Originally Posted by
Rehan
All advisors at banks are commission based, I believe. The percentage of advisors that are fee-only is between 5% and 10%...so most that you'll fine won't fit the criteria. Keep in mind that you're probably looking at $150-$250/hr for their services. If you head over to
http://www.financialwebring.com/forum and post your request there, I'm sure a few of them will respond. You may even get good free guidance from the more experienced DIY investors there without having to start off with before seeing an advisor.

Originally Posted by
Rehan
If you invest 100% in GICs, you definitely won't win "the race".
Diversity is the name of the game. And that's what mutual funds offer.
Read the "Asset Allocation" and "Portfolio Construction" sections (among others) at
http://www.shakesprimer.com/
Rehan, much thanks for the links! kornstar, A mutual fund can be stable based on your Risk Level. It depends if you choose a fund based more with GICs, Money Markets (Read: Cash Assets), Bonds (Read: Debt Assets) or Stock (Read; Equity Assets)

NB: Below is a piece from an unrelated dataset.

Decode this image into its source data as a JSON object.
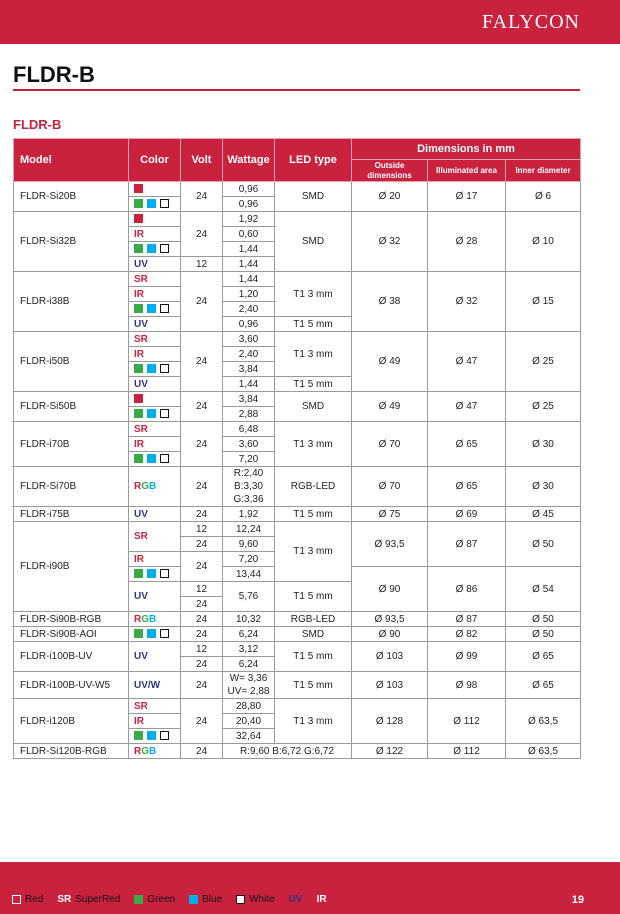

Truth be told, they all have their advantages/disadvantages! I'm reading a book right now 'Risk is STILL A Four Letter Word' and it points out the pros/cons of each. Rehan is bang on with diversification and Hymac is correct about time being on our side.
The longer you're involved with something, the better your odds are receiving a profitable return.
With that being said: If you're young, Time Diversification X Asset Diversification = Great Opportunity to enhance your profits
I'll never look at savings accounts and/or bonds the same way again, inflation eats their rates away! Ugh!